The IRS targeting of tea party groups is going to make us all the more wary of a new IRS project: getting nonprofits to hand over the Social Security numbers of their donors. The IRS wants the Social Security numbers of those giving more than $250.

As the Wall Street Journal explains, the program would be "optional:"

While the IRS says the rule is “voluntary,” in government that’s often a prelude to compulsory. The legitimate fear in the nonprofit world, on the right and left, is that this is a first step toward making such donor lists mandatory, and then applying the requirement to every nonprofit—including the conservative social-welfare organizations that the IRS helped to shut down in the 2012 presidential election.

Under current law, nonprofits must report only donors who give more than $5,000 a year, and then only names and addresses. Donors who give less than $5,000 to (c)(3) charities, and who want to claim a tax deduction, must obtain a “receipt” from the charity—to furnish to the IRS if they are audited or examined. This process has been in place for years, and even Treasury and the IRS acknowledge in their new rule that it “works effectively, with the minimal burden on donors and donees.”

So why change it? The IRS is claiming this will aid in more “timely reporting” of tax-deductible donations, and no doubt the agency’s auditors would love more information to harass taxpayers.

But the biggest impact will be to chill donations to politically active nonprofits.

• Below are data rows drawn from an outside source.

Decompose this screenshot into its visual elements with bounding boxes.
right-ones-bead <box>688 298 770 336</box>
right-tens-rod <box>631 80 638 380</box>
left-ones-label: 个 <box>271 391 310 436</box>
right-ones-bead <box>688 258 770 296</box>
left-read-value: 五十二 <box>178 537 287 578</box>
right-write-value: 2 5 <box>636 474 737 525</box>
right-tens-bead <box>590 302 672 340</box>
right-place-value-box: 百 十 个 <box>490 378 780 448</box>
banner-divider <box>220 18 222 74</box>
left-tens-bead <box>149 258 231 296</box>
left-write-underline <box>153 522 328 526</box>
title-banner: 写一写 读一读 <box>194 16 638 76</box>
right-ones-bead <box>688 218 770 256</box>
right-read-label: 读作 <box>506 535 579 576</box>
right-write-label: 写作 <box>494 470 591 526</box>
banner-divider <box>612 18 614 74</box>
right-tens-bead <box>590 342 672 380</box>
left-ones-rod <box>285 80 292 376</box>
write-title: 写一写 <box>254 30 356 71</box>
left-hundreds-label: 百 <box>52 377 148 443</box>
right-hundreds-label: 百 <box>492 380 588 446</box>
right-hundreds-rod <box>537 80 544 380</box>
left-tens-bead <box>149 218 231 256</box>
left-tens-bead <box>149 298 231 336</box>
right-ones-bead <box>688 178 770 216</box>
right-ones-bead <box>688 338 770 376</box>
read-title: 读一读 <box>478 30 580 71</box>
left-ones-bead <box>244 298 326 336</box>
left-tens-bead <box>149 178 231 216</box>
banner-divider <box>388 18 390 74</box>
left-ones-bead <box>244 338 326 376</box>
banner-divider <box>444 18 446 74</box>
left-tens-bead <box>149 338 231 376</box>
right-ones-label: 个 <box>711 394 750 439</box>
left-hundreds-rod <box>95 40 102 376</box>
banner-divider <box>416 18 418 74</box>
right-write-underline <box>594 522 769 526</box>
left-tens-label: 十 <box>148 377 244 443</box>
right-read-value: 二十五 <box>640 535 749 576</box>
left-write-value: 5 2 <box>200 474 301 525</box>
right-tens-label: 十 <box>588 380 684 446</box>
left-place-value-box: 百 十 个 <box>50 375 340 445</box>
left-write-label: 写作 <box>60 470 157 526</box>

Many donors, conservatives in particular, won’t want their Social Security numbers on a list destined for a federal database. All the more so after the IRS targeted conservative groups and singled out conservative donors for audits and other government examinations.

The Wall Street Journal points out that political donors have been singled out for audits when they have criticized Obama administration policies. But the new rule could also chill donations to non-political charities: do you trust the folks at a favorite charity, perhaps one that is staffed primarily by volunteers, to guard your Social Security number?

The Obama administration believes in the overwhelming role of government to deal with social ills and so the possible tamping down of charitable donations might not seem as big a deal to them as it would to those of us who prefer civic institutions. The latest distrust-stirring "request" from the IRS also serves to remind us that a flat or fair tax that didn't require a gigantic, nosey bureaucracy might be a good way to go.